Geralmente, eu costumava ser um pouco desconfiada com pessoas que não eram simpáticas ou amigáveis como Skyler, mas o sentimento sobre Hanna não parecia ser desconfiança. Era alguma coisa parecida com aquela sensação que se tem quando reconhecemos a melodia de uma música, mas não conseguimos lembrar o seu nome. Não importa o quanto tente.
Mas aquilo não importava. O que importava de verdade era o fato de que eu não teria mais que me preocupar com a hipótese de Hanna me matar enquanto eu dormia e somente torcer para que ela esquecesse a sua irritação comigo, uma vez que, no momento, estava mais ocupada com a sua nova situação familiar.
- Por que será que Íris demorou tanto tempo para reclamá-la? - perguntei a Skyler, quando alcançamos a sua beliche, porque ela tinha ficado de me emprestar uma roupa para dormir.
Skyler Eaton, meu novo guarda roupa pessoal.
- Não sei. - Skyler deu de ombros e me entregou uma nova muda de roupas. Era uma camisa com a letra de uma música de K-Pop e shorts de pano verde-limão. Achei tendência. - Sabe, depois da guerra contra Cronos, os deuses meio que prometeram ser mais atenciosos com a gente, mas não é como se eles seguissem essa promessa à risca. É por isso que ainda temos semideuses que ficam um bom tempo sendo ignorados pelo pai ou pela mãe deles.
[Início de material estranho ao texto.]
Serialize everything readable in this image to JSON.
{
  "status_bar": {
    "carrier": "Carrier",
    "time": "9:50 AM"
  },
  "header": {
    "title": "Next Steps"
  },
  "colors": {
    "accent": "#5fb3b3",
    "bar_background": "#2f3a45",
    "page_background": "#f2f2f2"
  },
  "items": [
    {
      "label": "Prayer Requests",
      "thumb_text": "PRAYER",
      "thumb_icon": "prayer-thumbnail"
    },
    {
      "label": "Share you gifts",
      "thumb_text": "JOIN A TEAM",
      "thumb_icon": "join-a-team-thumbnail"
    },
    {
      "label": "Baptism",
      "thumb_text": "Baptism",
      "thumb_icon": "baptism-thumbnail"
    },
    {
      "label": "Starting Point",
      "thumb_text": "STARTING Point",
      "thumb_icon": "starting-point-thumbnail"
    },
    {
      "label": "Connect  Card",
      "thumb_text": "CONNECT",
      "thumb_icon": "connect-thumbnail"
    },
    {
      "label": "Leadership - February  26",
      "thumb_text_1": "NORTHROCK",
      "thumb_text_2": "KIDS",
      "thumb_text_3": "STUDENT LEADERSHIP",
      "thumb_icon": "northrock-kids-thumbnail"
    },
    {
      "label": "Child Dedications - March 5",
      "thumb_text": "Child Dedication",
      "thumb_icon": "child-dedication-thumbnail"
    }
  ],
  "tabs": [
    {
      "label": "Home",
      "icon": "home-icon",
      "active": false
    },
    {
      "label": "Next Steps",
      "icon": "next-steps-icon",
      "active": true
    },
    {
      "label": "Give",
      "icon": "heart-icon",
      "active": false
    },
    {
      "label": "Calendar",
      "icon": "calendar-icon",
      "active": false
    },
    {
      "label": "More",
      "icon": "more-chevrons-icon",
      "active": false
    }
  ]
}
Temi que esse fosse o meu caso. Nunca me importei muito em conhecer o meu pai biológico, visto que tinha uma família perfeitamente feliz, calorosa e presente em minha vida. Eu nunca chamei Jared de pai, mas sempre o considerei a figura paterna mais próxima que tinha - além de tudo, ele era um ótimo pai para minha irmãzinha, e isso era importante para mim. No entanto, agora que sabia que minha mãe tinha tido um romance com um deus olimpiano, seria legal saber quem ele era. E porque nunca tinha, sei lá, ligado para me desejar um feliz aniversário durante todos aqueles anos. Um ser divino não deveria ser tão ocupado assim, né?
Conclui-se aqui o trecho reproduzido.